New research reveals European finance leaders believe a lack of financial process automation is hindering employee productivity and fulfilment.
The findings from Ricoh Europe also show employees are frustrated with businesses’ slow adoption of process automation, putting talent retention at risk. These findings come with wider legislative changes and mandates around e-invoicing in Europe on the horizon, meaning financial automation is no longer just a nice to have, but a must to avoid potential financial penalties.
According to the research, Finance Leaders consider under investment in process automation the joint top factor impacting employee productivity (27%), alongside outdated collaboration tools and the pressure of achieving high growth targets. Meanwhile, employees cite that a lack of process automation is holding them back, with a third (32%) revealing they do not have access to automation technologies but want them. Instead, employees are being forced to spend time on manual processes that technology could otherwise complete, not only steering them away from value-add work, but increasing delays and the risk of human error.

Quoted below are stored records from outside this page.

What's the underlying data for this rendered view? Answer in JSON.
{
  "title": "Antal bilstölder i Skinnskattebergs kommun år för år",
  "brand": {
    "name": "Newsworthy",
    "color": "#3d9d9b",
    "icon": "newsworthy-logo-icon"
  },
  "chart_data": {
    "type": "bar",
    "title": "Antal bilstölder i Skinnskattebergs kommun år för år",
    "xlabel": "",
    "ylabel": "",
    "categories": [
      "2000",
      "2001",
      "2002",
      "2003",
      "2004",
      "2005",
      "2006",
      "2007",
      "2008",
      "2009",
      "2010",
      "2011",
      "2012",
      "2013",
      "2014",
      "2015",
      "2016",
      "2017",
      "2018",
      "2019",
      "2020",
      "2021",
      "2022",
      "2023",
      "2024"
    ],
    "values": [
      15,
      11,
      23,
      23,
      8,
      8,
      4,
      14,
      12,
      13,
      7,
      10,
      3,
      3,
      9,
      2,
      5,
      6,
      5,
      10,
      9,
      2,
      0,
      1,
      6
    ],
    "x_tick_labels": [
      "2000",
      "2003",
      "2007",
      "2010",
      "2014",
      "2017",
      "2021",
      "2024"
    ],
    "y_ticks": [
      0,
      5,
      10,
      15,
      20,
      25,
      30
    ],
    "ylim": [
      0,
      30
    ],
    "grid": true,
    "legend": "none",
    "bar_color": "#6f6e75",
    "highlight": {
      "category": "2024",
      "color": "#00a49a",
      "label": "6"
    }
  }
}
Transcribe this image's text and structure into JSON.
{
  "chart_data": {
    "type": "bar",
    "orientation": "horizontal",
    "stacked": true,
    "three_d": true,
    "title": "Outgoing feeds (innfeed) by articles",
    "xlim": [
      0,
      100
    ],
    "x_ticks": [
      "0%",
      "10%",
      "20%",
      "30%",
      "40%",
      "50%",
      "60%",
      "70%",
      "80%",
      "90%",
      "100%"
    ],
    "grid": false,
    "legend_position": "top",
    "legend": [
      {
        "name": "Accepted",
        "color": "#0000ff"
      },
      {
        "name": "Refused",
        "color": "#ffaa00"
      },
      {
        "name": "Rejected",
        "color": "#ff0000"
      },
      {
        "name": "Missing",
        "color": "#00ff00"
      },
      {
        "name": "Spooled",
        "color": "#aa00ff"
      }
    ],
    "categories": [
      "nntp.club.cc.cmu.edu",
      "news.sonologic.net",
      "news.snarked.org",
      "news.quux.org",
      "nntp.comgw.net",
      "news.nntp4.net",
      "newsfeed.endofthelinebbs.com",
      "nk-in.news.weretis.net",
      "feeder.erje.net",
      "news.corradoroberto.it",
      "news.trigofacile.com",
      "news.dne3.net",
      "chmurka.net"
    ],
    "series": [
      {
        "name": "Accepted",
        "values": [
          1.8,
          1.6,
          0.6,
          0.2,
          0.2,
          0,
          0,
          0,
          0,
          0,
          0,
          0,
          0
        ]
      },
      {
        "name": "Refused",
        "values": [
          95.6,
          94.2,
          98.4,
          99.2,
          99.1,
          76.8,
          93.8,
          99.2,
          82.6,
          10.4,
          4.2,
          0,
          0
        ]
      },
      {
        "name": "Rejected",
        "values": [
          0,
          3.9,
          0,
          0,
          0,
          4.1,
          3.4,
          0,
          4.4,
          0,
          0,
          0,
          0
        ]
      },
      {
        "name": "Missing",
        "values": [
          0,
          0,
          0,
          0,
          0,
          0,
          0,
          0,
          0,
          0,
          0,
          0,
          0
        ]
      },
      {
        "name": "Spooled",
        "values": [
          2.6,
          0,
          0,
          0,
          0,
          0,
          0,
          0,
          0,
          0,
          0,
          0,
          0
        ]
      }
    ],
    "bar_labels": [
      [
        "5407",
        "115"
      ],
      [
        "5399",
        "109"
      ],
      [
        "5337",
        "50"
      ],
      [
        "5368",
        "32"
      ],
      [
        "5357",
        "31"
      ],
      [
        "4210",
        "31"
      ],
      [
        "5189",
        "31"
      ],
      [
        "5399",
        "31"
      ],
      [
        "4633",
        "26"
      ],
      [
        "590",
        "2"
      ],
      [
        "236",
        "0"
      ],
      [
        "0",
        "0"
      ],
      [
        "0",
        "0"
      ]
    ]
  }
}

Businesses’ slow adoption of process automation is also impacting employee morale. Finance Leaders believe heavy administrative burdens are one of the primary reasons employees are left unfulfilled at work. However, the research suggests promising signs of change, with 34% of Finance Leaders saying they are placing a higher priority on investments in tools to help staff do their job more efficiently, than they did in the previous year.
But it is no longer just productivity and morale that businesses need to be concerned about. E-invoicing mandates are fast approaching in several European markets, which businesses cannot ignore if they want to avoid financial penalties. The EU Directive 2014/55/EU** is expanding to cover B2B payments, and individual EU member states are setting their own mandatory e-invoicing deadlines. Germany enforced its own as of January 2025, with Spain and France expected to follow suit by 2026.
Even businesses based in countries without imminent mandates should consider early adoption of e-invoicing and financial process automation as a strategic business priority. Regulatory changes are likely and expected across other regions too, particularly as governments look to align with EU and global standards. Organisations operating cross-border will also increasingly need to comply with international e-invoicing rules.
Despite multiple motivating factors, data and business continuity concerns could hinder the implementation of financial process automation technologies. Nearly a third (30%) of Financial Leaders admit they need guidance on which systems can be integrated and extracted into workflows without disruption.
Tim Stuart, Chief Financial Officer of Ricoh Europe, said: “As Financial Leaders, we have a responsibility to prioritise the wellbeing of our teams and ensure organisational compliance. Automation is key to both.
“Not only does automation enhance productivity and job satisfaction, it also brings wider business benefits, from improved data accuracy and real-time financial insights, to reduced risk exposure. While concerns around financial data sensitivity and privacy aren’t without warrant, partnering with a reliable digital expert, with proven technical expertise, will ensure data remains secure. With the right support, businesses and their finance teams can adopt automation confidently and reap its benefits with minimal disruption.”